Having visibility of network equipment, as well as the level of concentration of any one provider, will enable us, in part, not to get into such a situation of dependency in future. Again, I would emphasise that this is about incentivising what should happen but is unfortunately not always the case. That is not simply my view or that of the Labour party; it is the view of witnesses who participated in our evidence sessions. For example, Andrea Donà said:
“It is vital that the secondary legislation that accompanies the Bill clarifies assets in the telecoms network architecture that will be in scope of the security requirement, so that we can work knowing what we have audited, and knowing that the auditors always shared with NCSC. We need a clear understanding between Ofcom and us as providers before the legislation is enforced, so that we understand exactly the boundaries and the scope, and we all work together, having done the audits, to close any vulnerabilities that we might have.”––[Official Report, Telecommunications (Security) Public Bill Committee, 14 January 2021; c. 13-14, Q10.]
Dr Bennett said:
“I would hope that those at the top level are clear about it, but I would be surprised if there were not occasions when they had used subcontractors to do maintenance and the imperative had been to sort out the fault ASAP. Knowing precisely what components had gone in could be wrong, and that might come up in an audit. I think it becomes more important as you flow down the levels.”––[Official Report, Telecommunications (Security) Public Bill Committee, 14 January 2021; c. 49, Q62.]
Dr Bennett later said:
“I have said that audit is needed of the assets in the network. The costs of being audited and of dealing with audits are very high, and they are costs that small companies may not have the resources to meet.”––[Official Report, Telecommunications (Security) Public Bill Committee, 14 January 2021; c. 52, Q67.]

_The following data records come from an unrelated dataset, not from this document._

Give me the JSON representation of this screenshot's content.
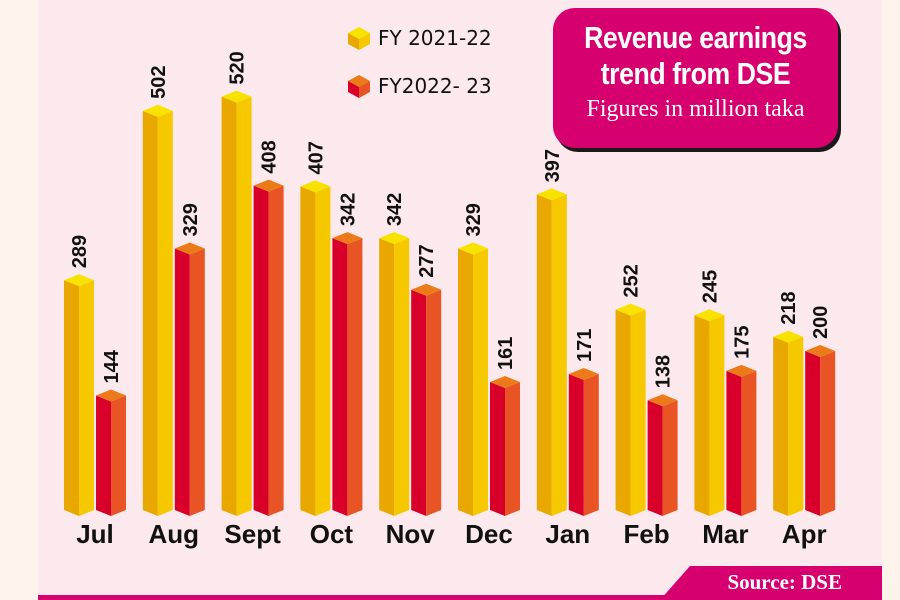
{
  "chart_data": {
    "type": "bar",
    "title": "Revenue earnings trend from DSE",
    "subtitle": "Figures in million taka",
    "xlabel": "",
    "ylabel": "",
    "ylim": [
      0,
      560
    ],
    "grid": false,
    "legend_position": "top-center",
    "categories": [
      "Jul",
      "Aug",
      "Sept",
      "Oct",
      "Nov",
      "Dec",
      "Jan",
      "Feb",
      "Mar",
      "Apr"
    ],
    "series": [
      {
        "name": "FY 2021-22",
        "color": "#f2c400",
        "values": [
          289,
          502,
          520,
          407,
          342,
          329,
          397,
          252,
          245,
          218
        ]
      },
      {
        "name": "FY2022- 23",
        "color": "#e8452a",
        "values": [
          144,
          329,
          408,
          342,
          277,
          161,
          171,
          138,
          175,
          200
        ]
      }
    ],
    "source": "Source: DSE"
  },
  "colors": {
    "accent": "#d6006f",
    "panel_bg": "#fce9ee",
    "page_bg": "#fdf3ea",
    "s1_left": "#e8a800",
    "s1_right": "#f5c800",
    "s1_top": "#f7e200",
    "s2_left": "#d8002a",
    "s2_right": "#e85424",
    "s2_top": "#ec7a18"
  }
}
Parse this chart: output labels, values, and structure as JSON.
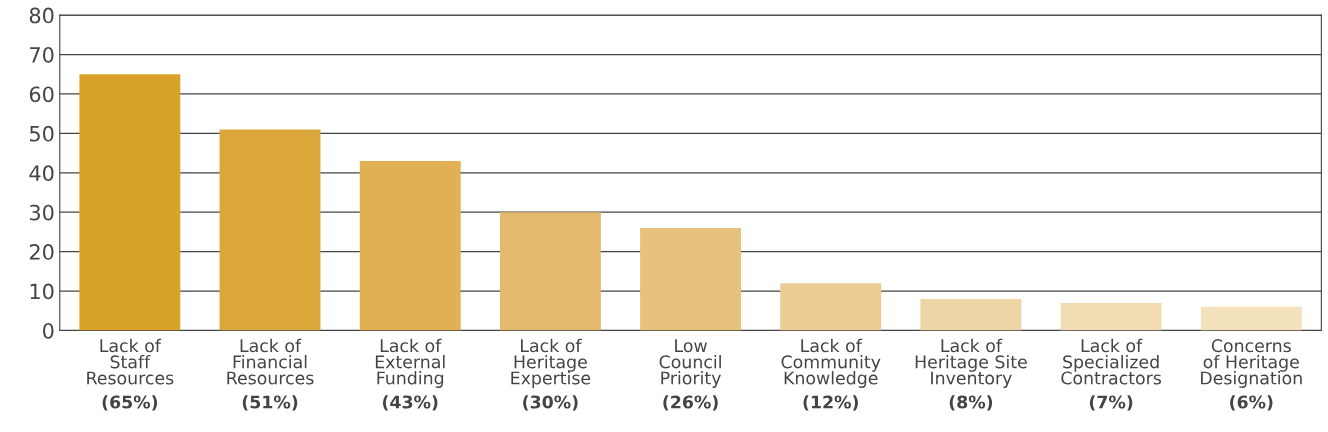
{
  "chart_data": {
    "type": "bar",
    "categories": [
      "Lack of\nStaff\nResources",
      "Lack of\nFinancial\nResources",
      "Lack of\nExternal\nFunding",
      "Lack of\nHeritage\nExpertise",
      "Low\nCouncil\nPriority",
      "Lack of\nCommunity\nKnowledge",
      "Lack of\nHeritage Site\nInventory",
      "Lack of\nSpecialized\nContractors",
      "Concerns\nof Heritage\nDesignation"
    ],
    "values": [
      65,
      51,
      43,
      30,
      26,
      12,
      8,
      7,
      6
    ],
    "value_labels": [
      "(65%)",
      "(51%)",
      "(43%)",
      "(30%)",
      "(26%)",
      "(12%)",
      "(8%)",
      "(7%)",
      "(6%)"
    ],
    "colors": [
      "#d9a229",
      "#dca73a",
      "#e0b052",
      "#e3ba6b",
      "#e7c27c",
      "#ebcc92",
      "#eed5a6",
      "#f1dcb3",
      "#f3e1bb"
    ],
    "ylim": [
      0,
      80
    ],
    "yticks": [
      0,
      10,
      20,
      30,
      40,
      50,
      60,
      70,
      80
    ],
    "grid": "y"
  }
}
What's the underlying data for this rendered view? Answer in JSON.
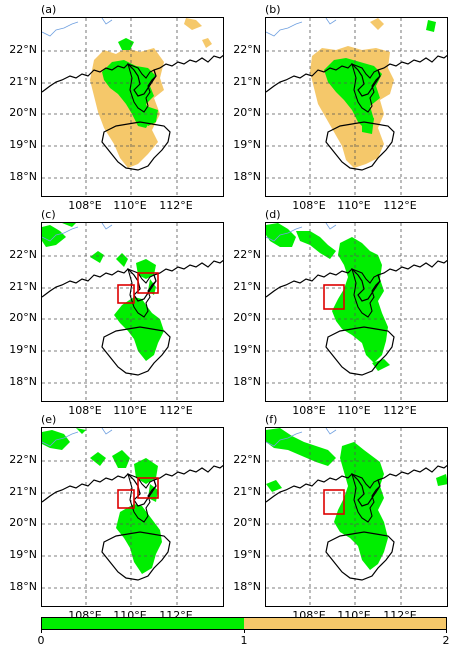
{
  "panels": [
    {
      "label": "(a)"
    },
    {
      "label": "(b)"
    },
    {
      "label": "(c)"
    },
    {
      "label": "(d)"
    },
    {
      "label": "(e)"
    },
    {
      "label": "(f)"
    }
  ],
  "lat_ticks": [
    "22°N",
    "21°N",
    "20°N",
    "19°N",
    "18°N"
  ],
  "lon_ticks": [
    "108°E",
    "110°E",
    "112°E"
  ],
  "colorbar": {
    "ticks": [
      "0",
      "1",
      "2"
    ],
    "colors": {
      "level_0_1": "#00ee00",
      "level_1_2": "#f5c86a"
    }
  },
  "colors": {
    "green": "#00ee00",
    "orange": "#f5c86a",
    "highlight_box": "#dd0000",
    "river": "#6fa0e0",
    "coast": "#000000",
    "grid": "#555555"
  }
}
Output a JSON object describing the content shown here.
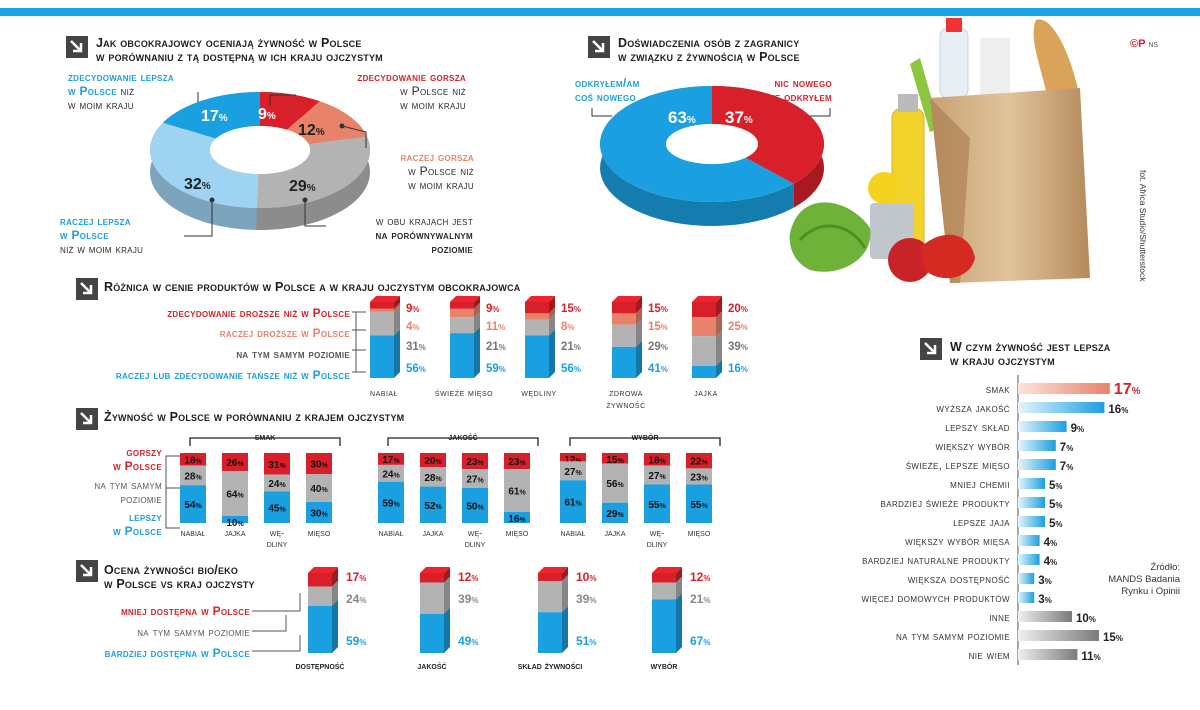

Ofcom said that it was more or less impossible to meet the requirements set out in the codes of practice for the operators, unless it had a detailed asset register of everything in its system. We will expect to see evidence of that, and we expect that it will be regularly checked, audited and so on. We recognise the potential costs of an audit, particularly for smaller providers, although most of them have newer networks and equipment and should have a lot of this information already available. Ofcom is anticipating that this is something it would need to have access to, yet there is no requirement in the Bill or, as far as I can see, in the delegated legislation that has been published to make that requirement.
I have mentioned that this is a probing amendment. I am not sure that it is necessary to have it on the face of the Bill, and it might be that it will be provided for in delegated legislation, but we need a clear and strong strategy for the detection and removal of high-risk components, vendor hardware and software. Otherwise, the Bill will not protect our national security effectively. I hope the Minister will give clarification on that.
Order. Mr Jones wants to speak, but he will have to wait until this afternoon.
Ordered, That the debate be now adjourned.— (Maria Caulfield.)